For one worker in one second:
Bucket Counter Running Total
0-1s: 180,000 → 180,000
1-3s: 12,000 → 192,000
3-5s: 2,500 → 194,500 ← 95% of 195,000 = 185,250 → falls in 1-3s bucket
5-10s: 400 → 194,900
10s+: 100 → 195,000
p95 lands in the 1-3s bucket — well under the 5s SLO. ✓
The tradeoff: you lose precision within the bucket. You know p95 is somewhere between 1s and 3s, not exactly where. For SLO tracking this is fine — you care whether you're above or below the threshold, not the exact millisecond.
Merging Histograms Across the Fleet#
18 push workers each maintain their own histogram. To get fleet-wide p95, add the bucket counts together:
Worker 1: 0-1s: 180,000 1-3s: 12,000 3-5s: 2,500 ...
Worker 2: 0-1s: 179,000 1-3s: 12,500 3-5s: 2,400 ...
...
Worker 18: 0-1s: 178,000 1-3s: 11,800 3-5s: 2,600 ...
---------------------------------------------------------
Fleet: 0-1s: 3.2M 1-3s: 216K 3-5s: 45K ...
Histograms are mergeable by design — just add the counters. This is why histograms are the standard tool for distributed latency measurement.
Kafka Consumer Lag — The Hidden Latency#
Delivery latency is not just the external provider round trip. If a notification sits in the Kafka topic for 30 seconds before a worker picks it up, that's 30 seconds of latency the histogram doesn't capture.
Kafka consumer lag is a separate metric — how many messages behind the latest offset is each consumer group?
notifications-push consumer group lag: 0 messages → workers keeping up ✓
notifications-push consumer group lag: 5M messages → workers falling behind ✗
~30 seconds of backlog at 3.5M/sec
Consumer lag is the earliest warning signal for capacity problems. Latency SLI breaches come after — consumer lag starts rising before users notice slow delivery.
Who Does the Scraping#
Each worker exposes its histogram counters on /metrics.
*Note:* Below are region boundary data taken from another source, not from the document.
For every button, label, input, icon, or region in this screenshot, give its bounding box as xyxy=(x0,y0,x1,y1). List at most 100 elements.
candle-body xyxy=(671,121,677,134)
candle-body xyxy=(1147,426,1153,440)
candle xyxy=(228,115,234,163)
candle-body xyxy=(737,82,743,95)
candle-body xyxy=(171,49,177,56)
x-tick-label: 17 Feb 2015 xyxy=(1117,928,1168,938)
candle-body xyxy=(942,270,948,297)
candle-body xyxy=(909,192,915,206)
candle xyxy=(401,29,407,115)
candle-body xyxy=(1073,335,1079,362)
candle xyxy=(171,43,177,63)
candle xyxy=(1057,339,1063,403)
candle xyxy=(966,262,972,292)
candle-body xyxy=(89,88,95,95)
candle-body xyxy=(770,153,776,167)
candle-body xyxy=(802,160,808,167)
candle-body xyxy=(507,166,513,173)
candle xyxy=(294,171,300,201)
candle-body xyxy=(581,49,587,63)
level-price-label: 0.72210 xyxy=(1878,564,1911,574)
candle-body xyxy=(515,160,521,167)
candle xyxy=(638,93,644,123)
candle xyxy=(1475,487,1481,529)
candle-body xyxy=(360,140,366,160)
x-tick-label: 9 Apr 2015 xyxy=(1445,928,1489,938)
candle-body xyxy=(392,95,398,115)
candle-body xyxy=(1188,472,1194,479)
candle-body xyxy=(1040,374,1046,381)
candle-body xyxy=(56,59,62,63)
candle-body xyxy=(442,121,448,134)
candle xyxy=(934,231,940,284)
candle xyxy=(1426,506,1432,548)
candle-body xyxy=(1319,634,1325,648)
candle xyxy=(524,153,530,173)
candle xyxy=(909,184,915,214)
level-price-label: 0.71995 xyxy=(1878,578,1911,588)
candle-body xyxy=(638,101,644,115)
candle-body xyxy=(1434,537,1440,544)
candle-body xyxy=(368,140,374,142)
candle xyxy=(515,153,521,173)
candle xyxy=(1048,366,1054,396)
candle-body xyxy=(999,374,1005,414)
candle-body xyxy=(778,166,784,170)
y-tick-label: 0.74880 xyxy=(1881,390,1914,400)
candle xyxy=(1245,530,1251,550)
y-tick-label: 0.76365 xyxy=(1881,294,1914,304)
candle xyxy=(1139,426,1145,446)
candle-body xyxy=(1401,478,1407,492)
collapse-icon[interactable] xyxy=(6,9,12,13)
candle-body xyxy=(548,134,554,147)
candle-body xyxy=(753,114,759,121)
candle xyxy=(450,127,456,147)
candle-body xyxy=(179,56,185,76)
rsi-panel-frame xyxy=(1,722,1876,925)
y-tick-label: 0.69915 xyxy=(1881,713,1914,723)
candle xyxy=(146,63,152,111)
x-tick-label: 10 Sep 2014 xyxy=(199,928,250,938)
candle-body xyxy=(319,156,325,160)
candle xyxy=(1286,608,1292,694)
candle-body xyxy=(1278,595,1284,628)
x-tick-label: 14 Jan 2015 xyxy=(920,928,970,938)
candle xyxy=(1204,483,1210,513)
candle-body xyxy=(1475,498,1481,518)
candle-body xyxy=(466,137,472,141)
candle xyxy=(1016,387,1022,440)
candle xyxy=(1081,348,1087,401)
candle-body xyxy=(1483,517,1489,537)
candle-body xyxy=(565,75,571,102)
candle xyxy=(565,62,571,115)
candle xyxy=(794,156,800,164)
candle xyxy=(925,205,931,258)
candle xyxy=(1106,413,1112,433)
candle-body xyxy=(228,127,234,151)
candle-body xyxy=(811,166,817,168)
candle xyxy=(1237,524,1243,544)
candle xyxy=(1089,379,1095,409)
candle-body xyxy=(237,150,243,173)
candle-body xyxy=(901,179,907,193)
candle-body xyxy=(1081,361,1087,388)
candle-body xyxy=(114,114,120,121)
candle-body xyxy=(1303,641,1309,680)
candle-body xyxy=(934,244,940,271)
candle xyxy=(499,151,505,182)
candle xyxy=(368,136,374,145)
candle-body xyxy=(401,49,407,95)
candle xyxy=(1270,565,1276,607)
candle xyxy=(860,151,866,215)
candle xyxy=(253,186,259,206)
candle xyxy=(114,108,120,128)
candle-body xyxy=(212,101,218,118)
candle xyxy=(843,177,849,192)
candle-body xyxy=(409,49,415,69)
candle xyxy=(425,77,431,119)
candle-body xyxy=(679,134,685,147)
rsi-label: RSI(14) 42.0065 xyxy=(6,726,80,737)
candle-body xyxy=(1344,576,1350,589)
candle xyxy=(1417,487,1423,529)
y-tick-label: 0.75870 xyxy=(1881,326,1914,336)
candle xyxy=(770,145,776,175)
A Prometheus instance (or Datadog agent) scrapes all workers every 15 seconds, merges the histograms per channel, and computes fleet-wide p95 per channel.
Every 15 seconds:
Prometheus → scrapes all 18 push workers → merges → fleet push p95
Prometheus → scrapes all SMS workers → merges → fleet SMS p95
Prometheus → scrapes all 84 email workers → merges → fleet email p95
Prometheus → scrapes Kafka consumer lag → per-topic lag metric
Four latency time-series, updated every 15 seconds, each independently alertable.
Interview framing
"Latency is measured per channel — push, SMS, email have different SLOs and different delivery paths. Each worker maintains a histogram in memory, Prometheus scrapes and merges every 15 seconds. But delivery latency alone isn't enough — Kafka consumer lag is a separate metric that catches capacity problems before they show up in the latency histogram. Rising lag means the problem is coming. Rising p95 means it's already here."